Abstract

Toothed whales (Odontoceti, Cetacea) navigate and locate prey by means of active echolocation. Studies on captive animals have accumulated a large body of knowledge concerning the production, reception and processing of sound in odontocete biosonars, but there is little information about the properties and use of biosonar clicks of free-ranging animals in offshore habitats. This study presents the first source parameter estimates of biosonar clicks from two free-ranging oceanic delphinids, the opportunistically foraging Pseudorca crassidens and the cephalopod eating Grampus griseus. Pseudorca produces short duration (30 micro s), broadband (Q=2-3) signals with peak frequencies around 40 kHz, centroid frequencies of 30-70 kHz, and source levels between 201-225 dB re. 1 micro Pa (peak to peak, pp).
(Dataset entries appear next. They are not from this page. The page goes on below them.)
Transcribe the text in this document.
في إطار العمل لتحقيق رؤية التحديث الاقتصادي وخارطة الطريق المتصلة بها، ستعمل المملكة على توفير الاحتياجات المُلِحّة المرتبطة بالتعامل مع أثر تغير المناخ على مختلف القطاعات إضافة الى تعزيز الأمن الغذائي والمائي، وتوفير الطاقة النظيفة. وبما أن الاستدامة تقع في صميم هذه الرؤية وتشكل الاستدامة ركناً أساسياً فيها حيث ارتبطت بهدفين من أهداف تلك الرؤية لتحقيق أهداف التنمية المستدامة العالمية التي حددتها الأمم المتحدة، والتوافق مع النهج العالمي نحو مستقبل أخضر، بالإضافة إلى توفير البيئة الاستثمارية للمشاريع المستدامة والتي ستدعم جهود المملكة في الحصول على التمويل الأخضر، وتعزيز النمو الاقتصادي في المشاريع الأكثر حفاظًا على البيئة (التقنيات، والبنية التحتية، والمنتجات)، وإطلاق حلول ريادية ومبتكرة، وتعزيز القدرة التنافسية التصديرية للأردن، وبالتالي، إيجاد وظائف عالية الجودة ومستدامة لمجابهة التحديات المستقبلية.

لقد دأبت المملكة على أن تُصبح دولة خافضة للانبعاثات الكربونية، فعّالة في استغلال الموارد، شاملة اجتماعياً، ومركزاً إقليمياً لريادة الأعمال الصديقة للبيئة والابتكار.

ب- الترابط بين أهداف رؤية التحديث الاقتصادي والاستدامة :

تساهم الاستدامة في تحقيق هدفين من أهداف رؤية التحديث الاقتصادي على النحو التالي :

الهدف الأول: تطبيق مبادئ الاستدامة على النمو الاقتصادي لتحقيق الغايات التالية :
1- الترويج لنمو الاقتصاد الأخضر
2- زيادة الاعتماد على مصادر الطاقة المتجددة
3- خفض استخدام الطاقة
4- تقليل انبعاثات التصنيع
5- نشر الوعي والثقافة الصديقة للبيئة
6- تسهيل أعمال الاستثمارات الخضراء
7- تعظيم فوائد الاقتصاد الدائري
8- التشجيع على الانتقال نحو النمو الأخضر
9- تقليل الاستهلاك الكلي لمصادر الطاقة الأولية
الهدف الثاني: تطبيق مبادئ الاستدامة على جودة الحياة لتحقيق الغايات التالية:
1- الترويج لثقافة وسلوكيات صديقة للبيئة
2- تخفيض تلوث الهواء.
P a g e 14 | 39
Grampus also produces short (40 micro s), broadband (Q=2-3) signals with peak frequencies around 50 kHz, centroid frequencies of 60-90 kHz, and source levels between 202 and 222 dB re. 1 micro Pa (pp). On-axis clicks from both species had centroid frequencies in the frequency range of most sensitive hearing, and lower peak frequencies and higher source levels than reported from captive animals. It is demonstrated that sound production in these two free-ranging echolocators is dynamic, and that free-ranging animals may not always employ biosonar signals comparable to the extreme signal properties reported from captive animals in long-range detection tasks. Similarities in source parameters suggest that evolutionary factors other than prey type determine the properties of biosonar signals of the two species. Modelling shows that interspecific detection ranges of prey types differ from 80 to 300 m for Grampus and Pseudorca, respectively.